My Rotation Through a VA Pain Medicine Clinic
SOURCE: ACA News ~ January 29, 2018
By Stephanie Halloran, DC
Part of a series on the chiropractic residency program in the VA health care system
Some of the most valuable knowledge you gain in the Veterans Affairs (VA) chiropractic residency program comes from rotating in other specialties. Within the VA Connecticut Healthcare System, I rotate at both the West Haven and Newington locations. Thus far, I have spent time in rheumatology, physiatry, women’s clinic (primary care), neurology, pain medicine and the interventional pain clinic. Although each rotation has contributed greatly to my clinical acumen, this post will primarily focus on pain medicine.
Pain medicine is a medical subspecialty generally comprised of anesthesiologists, physiatrists or neurologists who have completed an additional one-year post-residency fellowship. As the name implies, these specialists manage overall pain with a goal of improving quality of life for patients. In the private sector, this is done through a combination of medication and interventional procedures, while in the VA the focus is primarily on the latter. This is due to the VA system allocating the majority of medication management to primary care physicians. That’s not to say a VA pain physician will not provide suggestions for medication management when indicated, but they will not prescribe or manage this medication.
Within the VA system, pain management generally manages spinal conditions such as stenosis, non-surgical disc herniation, musculoskeletal trigger points, symptomatic spondylosis and unspecified radicular pain with absence of progressive neurological deficits. Sound familiar? Essentially, this department treats very similar conditions as chiropractors treat but with interventional procedures.
If you are like me at the beginning of my residency, you are currently asking, or have already Googled, what interventional procedures are. Interventional procedures include medial branch block, radiofrequency ablation, epidural steroid injection, sacroiliac (SI) joint corticosteroid injection and musculoskeletal trigger point corticosteroid injection. Intervention selection is determined by identifying the most likely pain generator and presence or absence of radicular symptoms.

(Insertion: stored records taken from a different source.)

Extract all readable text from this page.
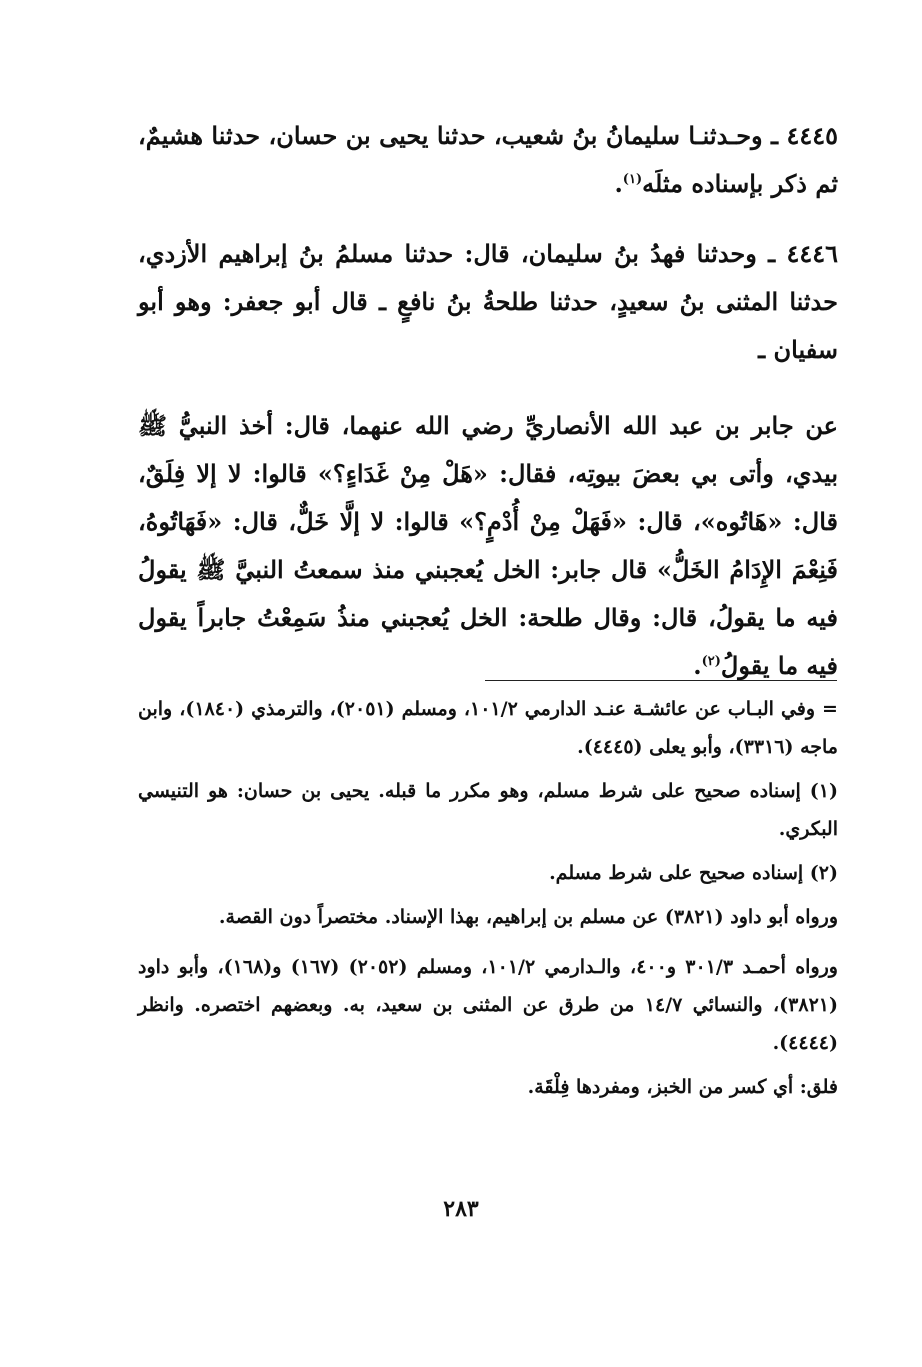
٤٤٤٥ ـ وحـدثنـا سليمانُ بنُ شعيب، حدثنا يحيى بن حسان، حدثنا هشيمٌ، ثم ذكر بإسناده مثلَه$^{(١)}$.

٤٤٤٦ ـ وحدثنا فهدُ بنُ سليمان، قال: حدثنا مسلمُ بنُ إبراهيم الأزدي، حدثنا المثنى بنُ سعيدٍ، حدثنا طلحةُ بنُ نافعٍ ـ قال أبو جعفر: وهو أبو سفيان ـ

عن جابر بن عبد الله الأنصاريِّ رضي الله عنهما، قال: أخذ النبيُّ ﷺ بيدي، وأتى بي بعضَ بيوتِه، فقال: «هَلْ مِنْ غَدَاءٍ؟» قالوا: لا إلا فِلَقٌ، قال: «هَاتُوه»، قال: «فَهَلْ مِنْ أُدْمٍ؟» قالوا: لا إلَّا خَلٌّ، قال: «فَهَاتُوهُ، فَنِعْمَ الإِدَامُ الخَلُّ» قال جابر: الخل يُعجبني منذ سمعتُ النبيَّ ﷺ يقولُ فيه ما يقولُ، قال: وقال طلحة: الخل يُعجبني منذُ سَمِعْتُ جابراً يقول فيه ما يقولُ$^{(٢)}$.

= وفي البـاب عن عائشـة عنـد الدارمي ١٠١/٢، ومسلم (٢٠٥١)، والترمذي (١٨٤٠)، وابن ماجه (٣٣١٦)، وأبو يعلى (٤٤٤٥).

(١) إسناده صحيح على شرط مسلم، وهو مكرر ما قبله. يحيى بن حسان: هو التنيسي البكري.

(٢) إسناده صحيح على شرط مسلم.

ورواه أبو داود (٣٨٢١) عن مسلم بن إبراهيم، بهذا الإسناد. مختصراً دون القصة.

ورواه أحمـد ٣٠١/٣ و٤٠٠، والـدارمي ١٠١/٢، ومسلم (٢٠٥٢) (١٦٧) و(١٦٨)، وأبو داود (٣٨٢١)، والنسائي ١٤/٧ من طرق عن المثنى بن سعيد، به. وبعضهم اختصره. وانظر (٤٤٤٤).

فلق: أي كسر من الخبز، ومفردها فِلْقَة.

٢٨٣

Below I have broken down each procedure into axial and radicular categories and provided a brief explanation of the goal.
Axial pain: symptomatic spondylosis, SI joint arthritis/dysfunction
Radicular: Disc herniation, Symptomatic spinal stenosis
Unfortunately, we as chiropractors will also not be able to provide durable benefit to every person we see. There is a multitude of reasons this may happen, including lack of compliance to an active rehab program, sedentary lifestyle, co-morbidities and many others. Knowing when and where to refer an unresponsive patient is important. If a patient undergoes a reasonable trial of chiropractic care without having a decrease in pain, decrease in pain medication and/or increase in functional abilities, it is appropriate to seek other options. The next step may be physical therapy or acupuncture, but if the patient has already failed other conservative options, a next reasonable step is pain medicine. There may be some patients unwilling to consider injections, but it is your responsibility as a health provider to know the various options for care and when each is appropriate.

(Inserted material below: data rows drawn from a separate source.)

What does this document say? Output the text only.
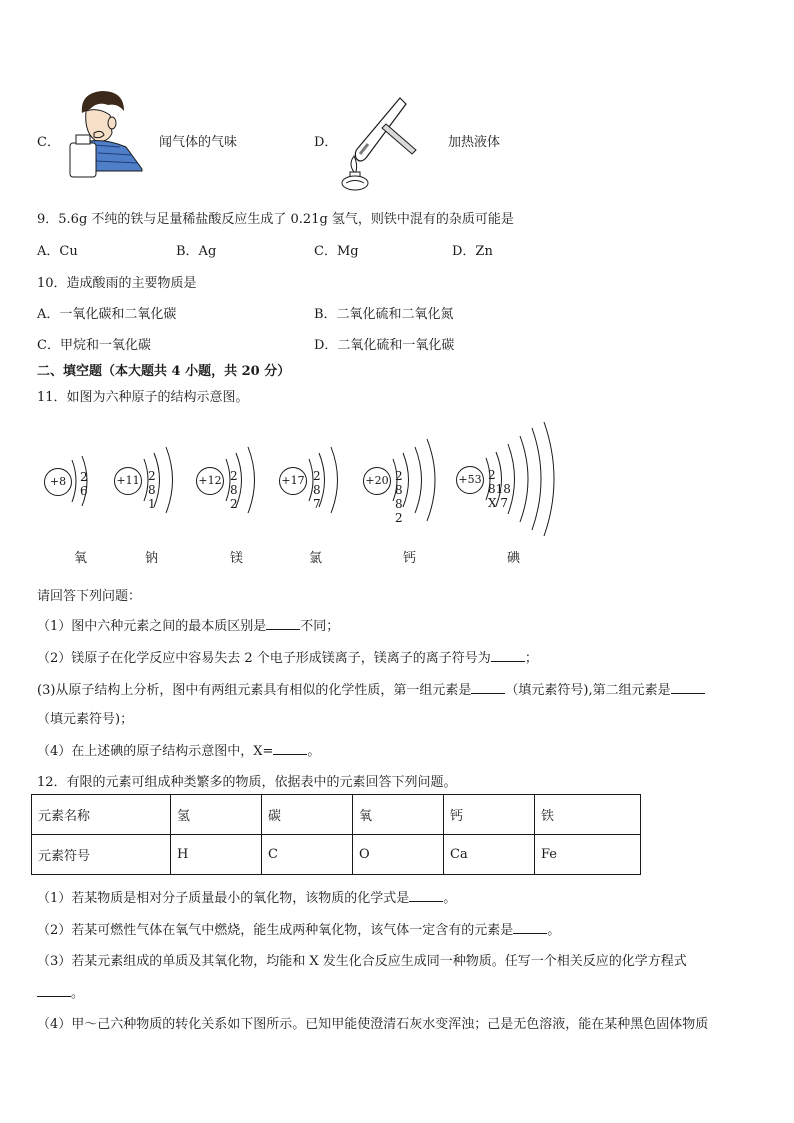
C．	闻气体的气味	D．	加热液体
9．5.6g 不纯的铁与足量稀盐酸反应生成了 0.21g 氢气，则铁中混有的杂质可能是
A．Cu	B．Ag	C．Mg	D．Zn
10．造成酸雨的主要物质是
A．一氧化碳和二氧化碳	B．二氧化硫和二氧化氮
C．甲烷和一氧化碳	D．二氧化硫和一氧化碳
二、填空题（本大题共 4 小题，共 20 分）
11．如图为六种原子的结构示意图。
+8	2 6
氧
+11 2 8 1
钠
+12 2 8 2
镁
+17 2 8 7
氯
+20 2 8 8 2
钙
+53 2 818 X 7
碘
请回答下列问题：
（1）图中六种元素之间的最本质区别是	不同；
（2）镁原子在化学反应中容易失去 2 个电子形成镁离子，镁离子的离子符号为	；
(3)从原子结构上分析，图中有两组元素具有相似的化学性质，第一组元素是	（填元素符号),第二组元素是
（填元素符号)；
（4）在上述碘的原子结构示意图中，X=	。
12．有限的元素可组成种类繁多的物质，依据表中的元素回答下列问题。
元素名称	氢	碳	氧	钙	铁
元素符号	H	C	O	Ca	Fe
（1）若某物质是相对分子质量最小的氧化物，该物质的化学式是	。
（2）若某可燃性气体在氧气中燃烧，能生成两种氧化物，该气体一定含有的元素是	。
（3）若某元素组成的单质及其氧化物，均能和 X 发生化合反应生成同一种物质。任写一个相关反应的化学方程式
。
（4）甲～己六种物质的转化关系如下图所示。已知甲能使澄清石灰水变浑浊；己是无色溶液，能在某种黑色固体物质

When choosing whom to refer to, it is important to research the physician to ensure you have the same ideals and goals. Explore options in the area by doing a quick search online or ask another health practitioner for referral options. Once two to five potential physicians have been identified, extend an invitation to coffee or lunch. Focus on learning more about the provider as a person, their practice approach and how working together can be mutually beneficial to improve patient outcomes. When in doubt, refer back to my alma mater’s (the University of Western States) motto: “for the good of the patient.” As practitioners, we are responsible to deliver care that aligns as such. This may not always be chiropractic care, and it’s important to be cognizant of the other options that are available in the extensive health care system.

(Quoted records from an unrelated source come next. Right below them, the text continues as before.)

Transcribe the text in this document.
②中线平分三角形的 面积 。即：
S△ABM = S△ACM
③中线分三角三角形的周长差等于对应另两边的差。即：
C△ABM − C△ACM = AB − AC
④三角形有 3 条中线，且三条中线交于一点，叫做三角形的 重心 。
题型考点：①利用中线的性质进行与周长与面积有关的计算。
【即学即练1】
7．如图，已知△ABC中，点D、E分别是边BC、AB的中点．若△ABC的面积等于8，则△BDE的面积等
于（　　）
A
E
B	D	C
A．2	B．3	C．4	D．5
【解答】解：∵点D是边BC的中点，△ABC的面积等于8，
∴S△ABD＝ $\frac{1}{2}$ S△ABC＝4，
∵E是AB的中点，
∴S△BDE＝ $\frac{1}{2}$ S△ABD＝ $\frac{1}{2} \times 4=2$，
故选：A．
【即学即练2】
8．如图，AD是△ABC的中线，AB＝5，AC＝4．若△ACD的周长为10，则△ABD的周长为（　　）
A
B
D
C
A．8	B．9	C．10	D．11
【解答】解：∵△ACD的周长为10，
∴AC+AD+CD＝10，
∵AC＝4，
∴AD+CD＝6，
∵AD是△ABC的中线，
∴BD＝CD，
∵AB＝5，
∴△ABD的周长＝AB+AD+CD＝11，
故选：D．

Dr. Halloran is the chiropractic resident with the VA Connecticut Healthcare System under site director, Anthony Lisi, DC, and concurrently working towards her Master of Science in Human Nutrition and Functional Medicine through the University of Western States (UWS) as well as her diplomate in Diagnosis and Internal Disorders through the ACA. Dr. Halloran’s professional interests include advocacy and toxic exposure, nutritional deficiencies and chronic musculoskeletal pain within the veteran population.